If there is any lesson to draw from the Covid pandemic, it is this: there's no such thing as private health. There is only public health. I wear a mask in public to protect you. You wear a mask in public to protect me. The virus makes no distinction between my nasal passages and yours, between my breath and yours. It's a public disease, and public health measures must be taken to defeat it. And the same is true for most other health conditions.
And Covid is but one illustration of the wider fact of our inter-relatedness with each other and the condition of the planet. The air we breathe is public. The water we drink is public. There are very public consequences of private suffering: just walk down the streets of any big city and you will find yourself walking over and around the tents and belongings of homeless people. You'll have a private experience of public smells and sounds.
The venerable process theologian, John Cobb, has just published a book entitled "Salvation". In it he writes: "...Jesus' message of salvation was about the basilea theou [kingdom of God or heaven]. For Jesus, the good news was that the basilea theou was at hand... the [Lord's] prayer is emphatically not about one's personal needs. One does not pray to one's personal Abba. One does not pray for one's individual food or forgiveness. We pray to Abba, and we ask for our bread and our forgiveness. We might think that "we" are only believers, but the prayer is about global transformation. We address the Abba of all."
Years ago, I had a conversation with a young friend who had just spent her summer working at the Plymouth Plantation in Massachusetts, an ongoing re-enactment of life in the 1620's Pilgrim colony. Her job was to play the part of the preacher's daughter. She found herself frustrated in this role, because evangelical Christian tourists constantly asked her if she had accepted Jesus as her personal Lord and Savior. Her scripted answer had to be this: "Of whatever do you speak? We are the elect of God." The first Protestants to people America's shores had no concept of "personal salvation". They did not ask each other the "evangelical question". They believed in a collective, communal salvation that they, as a faith community, had been predestined to receive by the grace of God. Evangelical visitors to Plymouth Plantation could not grasp the fact that their religion was not the same as that of their Pilgrim forebearers.
Of course, each of us as individuals must take responsibility for our own lives, make our own choices, and deal forthrightly with our circumstances - whether or not those circumstances were self-inflicted. But indivisible from personal responsibility is social responsibility. I have a personal responsibility to engage in public life, to strive for social and economic justice and peace and for preserving the planet. Likewise, maintaining a discipline of spiritual practice is my personal responsibility - in the service of my social responsibility.
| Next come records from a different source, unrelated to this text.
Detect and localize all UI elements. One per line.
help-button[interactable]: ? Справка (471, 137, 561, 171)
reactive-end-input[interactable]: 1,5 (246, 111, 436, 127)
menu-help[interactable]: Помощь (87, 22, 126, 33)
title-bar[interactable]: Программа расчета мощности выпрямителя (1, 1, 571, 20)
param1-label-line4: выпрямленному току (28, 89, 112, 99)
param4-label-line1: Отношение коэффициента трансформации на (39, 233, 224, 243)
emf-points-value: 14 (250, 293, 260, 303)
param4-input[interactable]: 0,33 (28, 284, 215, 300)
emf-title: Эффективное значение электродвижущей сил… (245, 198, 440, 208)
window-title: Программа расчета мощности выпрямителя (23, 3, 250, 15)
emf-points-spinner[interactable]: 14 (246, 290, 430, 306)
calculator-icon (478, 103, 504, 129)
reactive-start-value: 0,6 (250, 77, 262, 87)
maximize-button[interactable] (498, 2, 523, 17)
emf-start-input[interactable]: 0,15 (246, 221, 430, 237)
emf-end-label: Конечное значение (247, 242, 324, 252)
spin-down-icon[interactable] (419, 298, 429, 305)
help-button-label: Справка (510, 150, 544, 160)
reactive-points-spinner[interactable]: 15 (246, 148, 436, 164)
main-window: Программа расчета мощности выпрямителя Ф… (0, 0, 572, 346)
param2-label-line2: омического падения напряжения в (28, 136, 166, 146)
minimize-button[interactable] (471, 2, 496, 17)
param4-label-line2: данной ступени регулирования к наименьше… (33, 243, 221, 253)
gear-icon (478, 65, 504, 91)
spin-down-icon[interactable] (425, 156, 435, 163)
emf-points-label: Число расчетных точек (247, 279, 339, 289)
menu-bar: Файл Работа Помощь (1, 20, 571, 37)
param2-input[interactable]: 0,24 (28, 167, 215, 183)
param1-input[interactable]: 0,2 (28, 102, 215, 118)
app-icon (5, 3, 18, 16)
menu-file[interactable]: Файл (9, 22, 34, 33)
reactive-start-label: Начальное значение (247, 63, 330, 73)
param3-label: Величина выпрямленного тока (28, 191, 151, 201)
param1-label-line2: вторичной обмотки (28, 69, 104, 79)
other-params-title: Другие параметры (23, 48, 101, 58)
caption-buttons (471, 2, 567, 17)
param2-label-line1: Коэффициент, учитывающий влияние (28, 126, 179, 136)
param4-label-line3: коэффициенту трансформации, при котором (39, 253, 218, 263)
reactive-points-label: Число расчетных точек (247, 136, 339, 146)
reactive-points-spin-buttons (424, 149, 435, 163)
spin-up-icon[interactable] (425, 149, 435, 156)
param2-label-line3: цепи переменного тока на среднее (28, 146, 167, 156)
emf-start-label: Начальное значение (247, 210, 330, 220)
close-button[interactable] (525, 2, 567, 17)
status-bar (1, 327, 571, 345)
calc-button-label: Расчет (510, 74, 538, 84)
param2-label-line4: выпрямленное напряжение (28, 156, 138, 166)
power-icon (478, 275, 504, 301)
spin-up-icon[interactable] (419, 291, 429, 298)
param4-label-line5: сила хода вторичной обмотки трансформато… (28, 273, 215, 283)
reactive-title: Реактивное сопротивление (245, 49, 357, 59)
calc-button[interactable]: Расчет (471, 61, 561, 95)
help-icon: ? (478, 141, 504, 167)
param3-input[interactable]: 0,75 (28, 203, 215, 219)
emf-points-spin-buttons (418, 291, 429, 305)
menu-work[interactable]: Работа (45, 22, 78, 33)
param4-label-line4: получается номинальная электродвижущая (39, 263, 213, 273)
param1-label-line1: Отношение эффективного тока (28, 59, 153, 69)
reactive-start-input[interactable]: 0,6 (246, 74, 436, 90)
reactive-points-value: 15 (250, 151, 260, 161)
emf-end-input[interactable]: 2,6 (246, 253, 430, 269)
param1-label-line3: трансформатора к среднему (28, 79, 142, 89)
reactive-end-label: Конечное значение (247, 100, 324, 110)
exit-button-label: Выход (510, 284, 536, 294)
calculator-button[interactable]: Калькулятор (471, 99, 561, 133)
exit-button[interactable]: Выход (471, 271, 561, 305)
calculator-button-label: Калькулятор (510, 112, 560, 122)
Right now, the United States is recovering from the hangover that followed our long binge of privatizing the consequences of public policy failure. A long "personal responsibility crusade", promoted by right-wing propaganda, crippled our ability to address problems that can only be rectified by collective action. Climate change, health care, poverty, extreme income inequality, and weakened democratic institutions cannot be fixed by individuals acting on their own. As in our prayers we address the Abba of all, so we must all work together in order for "thy kingdom" to come.
"I won't be full till all are fed." This line in my communion song, Deeper Love, expresses a theology of communal salvation through collective action. Jesus' kingdom of heaven is not going to drop from the sky, nor are we going to be "raptured" upwards into it. Salvation will come because, filled with the Spirit of divine Love, we will build a beloved community on earth - a sustainable, equitable way of life that integrates humanity with nature.